You would think with the popularity of burgers, fries and hot dogs that good or even great examples would be abundant. However, we’ve gotten so used to fast food mediocrity that we barely notice. Of course, franchised food is comfortingly predictable and the price is right, but mass production is a gastronaut’s enemy. And despite this proclamation, I can’t claim innocence when it comes to scarfing down chain burgers; I’ve had more than my share of Big Macs and Whoppers.
But if you’re asked, as I now am, to apply critical faculties to every calorie that passes your lips, this is a food category fraught with peril. So what happens when a restaurateur doing burgers and dogs decides to aim high? The answer is Engine No9.
The sleek sports bar has bright fire engine red walls, but a “very comfortable uncluttered clean atmosphere that sports fans both male & female will appreciate.” The clearly stated goal: prime sports, prime burgers. And they deliver in spades.
The burgers are sublime.
They all begin with eight juicy ounces of prime Black Angus beef; but that’s merely where the fun begins. There are, count ’em, 20 fabulous options that even include grilled portabella for vegetarians and seared ahi tuna for fish lovers. The “simple” end of the prime beef menu touts the “chili burger” topped with shredded jack and cheddar cheese or perhaps a classic crispy bacon cheeseburger with melted sharp smoked cheddar.
Your burger comes with the difficult choice of terrific sweet potato fries, tater tots, or thin-cut pencil fries. There’s also a cucumber salad for the carb averse.
But after these recognizable menu staples, the craziness begins. Will you crave the “black flag” blackened with Cajun spices and topped with pepper jack cheese and fire roasted red peppers? Or perhaps the “demi-god” with cheddar, Swiss, sautéed mushrooms, caramelized onions and horseradish mayo? I particularly like the “wine-o” with red wine barbecue sauce, bacon, aged white cheddar and fried onions. Also delicious is the “chubby duck” with caramelized onions, smoky pancetta, Brie, foie gras and duck cracklings. Every choice has a wonderful flavor combo to make your taste buds happy.
As you reach the end of the menu, the burgers get really serious or frightening, depending on your perspective. The “heart attack” adds a fried egg, three slices of American cheese, four slices of bacon, and plenty of chipotle mayo. If you’re even more foolhardy, the “double attack” is twice as big. Everything above is doubled but it’s all served between two grilled cheese sandwiches in place of a hamburger bun.
Topping them all is the “ghost burger.” Engine No9 requires you to sign a challenge waiver before they let you order this dish due to the extreme heat. Why the legal documentation? Because this dainty burger piles on jalapenos, smoked chipotle peppers, sliced habaneros, pepper jack cheese and ghost chili peppers. Unless you grew up swallowing fire, I’d steer clear.

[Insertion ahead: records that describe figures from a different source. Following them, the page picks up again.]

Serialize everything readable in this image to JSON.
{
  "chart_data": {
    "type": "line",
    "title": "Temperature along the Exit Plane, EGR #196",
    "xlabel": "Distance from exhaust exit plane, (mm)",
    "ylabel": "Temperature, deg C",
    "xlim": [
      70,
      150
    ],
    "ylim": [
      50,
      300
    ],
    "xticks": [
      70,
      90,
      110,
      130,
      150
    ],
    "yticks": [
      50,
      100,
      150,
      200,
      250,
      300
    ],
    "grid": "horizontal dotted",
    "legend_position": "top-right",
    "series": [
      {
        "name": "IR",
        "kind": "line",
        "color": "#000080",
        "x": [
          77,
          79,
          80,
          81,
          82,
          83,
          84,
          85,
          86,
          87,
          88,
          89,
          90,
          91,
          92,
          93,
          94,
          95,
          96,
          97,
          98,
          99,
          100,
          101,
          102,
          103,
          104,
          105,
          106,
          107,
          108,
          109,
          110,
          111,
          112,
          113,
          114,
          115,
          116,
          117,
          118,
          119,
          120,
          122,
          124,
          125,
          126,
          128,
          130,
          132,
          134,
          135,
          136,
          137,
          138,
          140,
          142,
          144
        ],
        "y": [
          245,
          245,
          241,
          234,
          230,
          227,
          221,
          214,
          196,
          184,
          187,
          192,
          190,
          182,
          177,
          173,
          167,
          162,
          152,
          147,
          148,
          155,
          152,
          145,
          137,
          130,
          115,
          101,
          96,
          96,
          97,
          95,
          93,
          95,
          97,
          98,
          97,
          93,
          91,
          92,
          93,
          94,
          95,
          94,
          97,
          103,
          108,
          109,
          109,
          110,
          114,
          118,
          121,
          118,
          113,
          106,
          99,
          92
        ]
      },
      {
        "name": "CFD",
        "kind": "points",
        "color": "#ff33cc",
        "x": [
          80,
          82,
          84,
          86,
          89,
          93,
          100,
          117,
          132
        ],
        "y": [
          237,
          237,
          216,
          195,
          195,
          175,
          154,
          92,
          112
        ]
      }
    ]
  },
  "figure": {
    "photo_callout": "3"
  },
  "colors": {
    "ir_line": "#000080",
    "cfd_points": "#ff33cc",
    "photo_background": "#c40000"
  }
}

Fear not, however, Engine No9 is no one-trick-pony.
A 10-piece serving of hot wings is marinated, then golden fried. The crisp wings get a heavy coat of thick and slippery Sriracha-voodoo hot sauce. The bright orange sauce packs heat, but won’t singe your mouth. The yummy wings come with a creamy blue cheese dip, tangy seaweed salad, and a welcome post-wing Handi-wipe to return your fingertips to their pristine pre-wing glory.
I love gumbo, but rarely find a bowl like Engine No9’s that does N’awlins proud. It’s a spicy, complex bit of classic Cajun dark roux heaven with huge chunks of roasted chicken and andouille sausage. The bowl is dotted with rice and packs more heat than the wings, so you can hold the extra Tabasco and just enjoy.
Engine No9 also offers salads and non-burger entrees. The mushroom risotto on the menu is not available, so we opt for jerk braised short ribs. The slow-roasted meat, served over four-cheese tortellini, is tender and full of flavor, but it’s not particularly from jerk seasoning. It’s fine, but doesn’t pack the wallop of the prime burgers.
And then, there are the hot dogs. A de rigueur chili-dog with sharp cheddar and a “southern” dog with a south-of-the-border topping mashup from the burger menu: chorizo, corned beef hash, pico de gallo, and cayenne-avocado cream.
I opt for the “No.9” dog with layers of grilled onions and mushrooms, crisp bacon and American cheese on a 100 percent Vienna beef 9-inch wiener that is just outstanding.
There’s no dessert menu, but they do offer a piece of unremarkable cheesecake Jackson Pollocked up with no fewer than two splattered sauces. Stick to the transcendent burgers and dogs (unless you just can’t help yourself) and you’ll go home happy indeed.